Limitations & Future Work

  • The current method is primarily applicable to English scientific papers; processing multilingual and non-English papers requires additional adaptation.
  • The correctness of questions at the reasoning level (85%) is lower than that at the factual level (93%), indicating that there is still room for improvement in the automated generation of complex reasoning questions.
  • The generated questions may suffer from "paper-specificity"—questions that rely too heavily on specific details of a single paper may offer limited utility in evaluating general capabilities.
  • Future work could integrate continual learning to automatically update and expand benchmarks as new papers are published, addressing the benchmark aging issue.
  • vs MMLU/GPQA: Manually written standard benchmarks exhibit high quality but limited coverage and slow updates; our automated method can rapidly scale coverage, making them complementary.
  • vs DyVal (Zhu et al., 2023): DyVal proposed dynamic evaluation benchmarks but relied on template-based generation; ours generates from actual papers, yielding more diverse and in-depth questions.
  • vs AutoBench (Li et al., 2024): AutoBench also utilizes LLMs to generate evaluation data but lacks a systematic design for knowledge extraction and multi-dimensional quality filtering; our pipeline is more complete and reliable.
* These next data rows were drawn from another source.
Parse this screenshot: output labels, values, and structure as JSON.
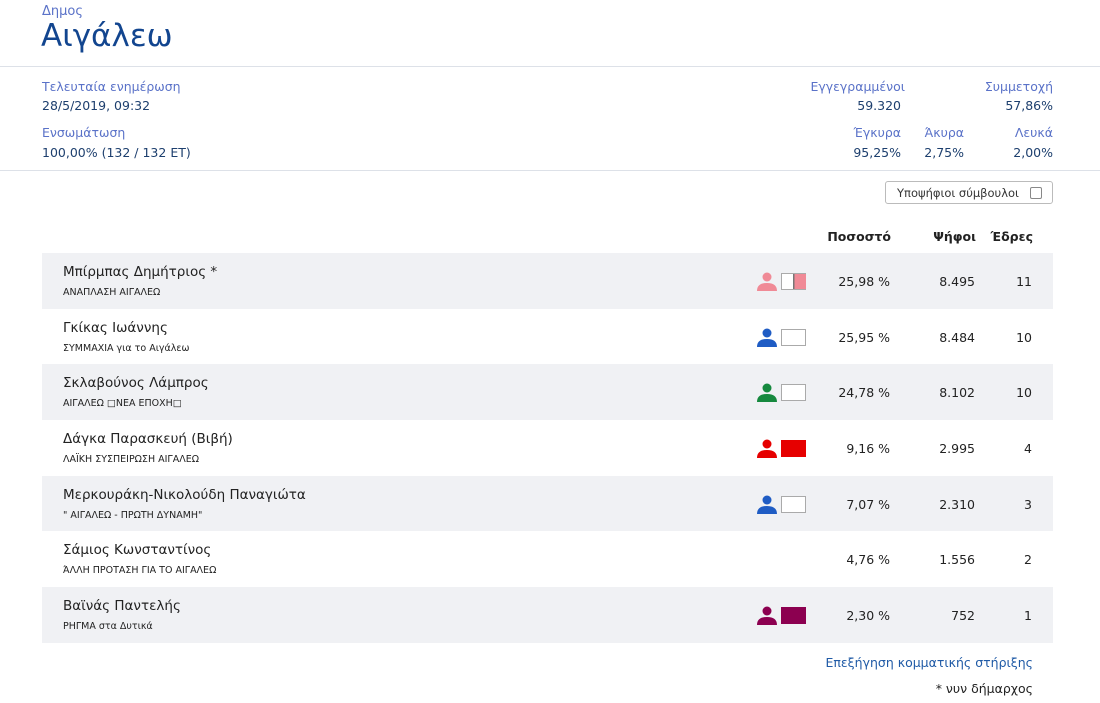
{
  "header": {
    "kicker": "Δημος",
    "title": "Αιγάλεω"
  },
  "stats": {
    "last_update_label": "Τελευταία ενημέρωση",
    "last_update": "28/5/2019, 09:32",
    "integration_label": "Ενσωμάτωση",
    "integration": "100,00% (132 / 132 ΕΤ)",
    "registered_label": "Εγγεγραμμένοι",
    "registered": "59.320",
    "turnout_label": "Συμμετοχή",
    "turnout": "57,86%",
    "valid_label": "Έγκυρα",
    "valid": "95,25%",
    "invalid_label": "Άκυρα",
    "invalid": "2,75%",
    "blank_label": "Λευκά",
    "blank": "2,00%"
  },
  "candidates_toggle": {
    "label": "Υποψήφιοι σύμβουλοι",
    "checked": false
  },
  "table": {
    "headers": {
      "percent": "Ποσοστό",
      "votes": "Ψήφοι",
      "seats": "Έδρες"
    },
    "rows": [
      {
        "name": "Μπίρμπας Δημήτριος *",
        "party": "ΑΝΑΠΛΑΣΗ ΑΙΓΑΛΕΩ",
        "percent": "25,98 %",
        "votes": "8.495",
        "seats": "11",
        "color": "#f08a96",
        "box": "split"
      },
      {
        "name": "Γκίκας Ιωάννης",
        "party": "ΣΥΜΜΑΧΙΑ για το Αιγάλεω",
        "percent": "25,95 %",
        "votes": "8.484",
        "seats": "10",
        "color": "#1f5cc4",
        "box": "empty"
      },
      {
        "name": "Σκλαβούνος Λάμπρος",
        "party": "ΑΙΓΑΛΕΩ □ΝΕΑ ΕΠΟΧΗ□",
        "percent": "24,78 %",
        "votes": "8.102",
        "seats": "10",
        "color": "#16893e",
        "box": "empty"
      },
      {
        "name": "Δάγκα Παρασκευή (Βιβή)",
        "party": "ΛΑΪΚΗ ΣΥΣΠΕΙΡΩΣΗ ΑΙΓΑΛΕΩ",
        "percent": "9,16 %",
        "votes": "2.995",
        "seats": "4",
        "color": "#e60000",
        "box": "full"
      },
      {
        "name": "Μερκουράκη-Νικολούδη Παναγιώτα",
        "party": "\" ΑΙΓΑΛΕΩ - ΠΡΩΤΗ ΔΥΝΑΜΗ\"",
        "percent": "7,07 %",
        "votes": "2.310",
        "seats": "3",
        "color": "#1f5cc4",
        "box": "empty"
      },
      {
        "name": "Σάμιος Κωνσταντίνος",
        "party": "ΆΛΛΗ ΠΡΟΤΑΣΗ ΓΙΑ ΤΟ ΑΙΓΑΛΕΩ",
        "percent": "4,76 %",
        "votes": "1.556",
        "seats": "2",
        "color": "",
        "box": "none"
      },
      {
        "name": "Βαϊνάς Παντελής",
        "party": "ΡΗΓΜΑ στα Δυτικά",
        "percent": "2,30 %",
        "votes": "752",
        "seats": "1",
        "color": "#8c0050",
        "box": "full"
      }
    ]
  },
  "footer": {
    "link": "Επεξήγηση κομματικής στήριξης",
    "note": "* νυν δήμαρχος"
  }
}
  • vs FActScore: FActScore evaluates the factuality of LLM-generated content; our correctness verification module adopts a similar fact-checking approach.

Rating

  • Novelty: ⭐⭐⭐⭐ The idea of automatically generating evaluation benchmarks from papers is novel, with elegant designs for hierarchical extraction and quality filtering.
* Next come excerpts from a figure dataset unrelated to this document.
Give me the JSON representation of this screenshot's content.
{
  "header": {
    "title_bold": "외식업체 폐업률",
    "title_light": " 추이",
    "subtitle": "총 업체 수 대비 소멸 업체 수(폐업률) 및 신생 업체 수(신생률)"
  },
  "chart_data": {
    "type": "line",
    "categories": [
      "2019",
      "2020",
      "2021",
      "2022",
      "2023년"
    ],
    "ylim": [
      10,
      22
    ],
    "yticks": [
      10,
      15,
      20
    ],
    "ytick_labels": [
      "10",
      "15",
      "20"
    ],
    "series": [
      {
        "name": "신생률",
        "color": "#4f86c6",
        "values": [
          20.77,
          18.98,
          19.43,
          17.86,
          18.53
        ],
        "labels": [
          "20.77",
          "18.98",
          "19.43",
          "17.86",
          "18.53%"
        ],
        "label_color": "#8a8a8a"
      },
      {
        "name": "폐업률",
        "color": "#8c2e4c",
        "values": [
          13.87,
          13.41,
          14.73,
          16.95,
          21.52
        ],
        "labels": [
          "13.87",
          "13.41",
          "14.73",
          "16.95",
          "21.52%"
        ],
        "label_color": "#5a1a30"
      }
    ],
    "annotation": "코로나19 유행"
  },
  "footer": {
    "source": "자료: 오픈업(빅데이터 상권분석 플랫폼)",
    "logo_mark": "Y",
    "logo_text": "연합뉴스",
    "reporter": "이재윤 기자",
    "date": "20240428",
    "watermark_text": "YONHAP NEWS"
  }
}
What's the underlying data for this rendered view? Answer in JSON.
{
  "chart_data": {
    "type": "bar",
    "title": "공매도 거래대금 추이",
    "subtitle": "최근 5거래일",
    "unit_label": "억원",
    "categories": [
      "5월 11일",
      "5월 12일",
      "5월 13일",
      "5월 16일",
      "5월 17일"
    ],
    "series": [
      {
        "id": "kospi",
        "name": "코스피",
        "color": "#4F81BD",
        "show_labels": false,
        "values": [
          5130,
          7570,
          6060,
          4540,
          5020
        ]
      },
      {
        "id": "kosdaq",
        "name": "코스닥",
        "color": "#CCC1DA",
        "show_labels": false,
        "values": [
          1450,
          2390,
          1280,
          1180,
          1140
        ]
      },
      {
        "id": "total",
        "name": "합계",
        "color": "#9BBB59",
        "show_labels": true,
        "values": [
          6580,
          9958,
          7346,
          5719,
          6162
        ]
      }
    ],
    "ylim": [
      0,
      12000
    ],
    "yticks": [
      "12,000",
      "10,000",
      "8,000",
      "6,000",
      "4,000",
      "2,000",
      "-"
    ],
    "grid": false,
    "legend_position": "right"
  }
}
  • Experimental Thoroughness: ⭐⭐⭐⭐ Multi-domain evaluation with human-annotated controls and complete ablation analysis.
  • Writing Quality: ⭐⭐⭐⭐ Clear description of the pipeline and well-argued motivations for each module.
  • Value: ⭐⭐⭐⭐⭐ Highly significant for addressing benchmark aging and construction cost issues; the proposed method is ready for practical implementation.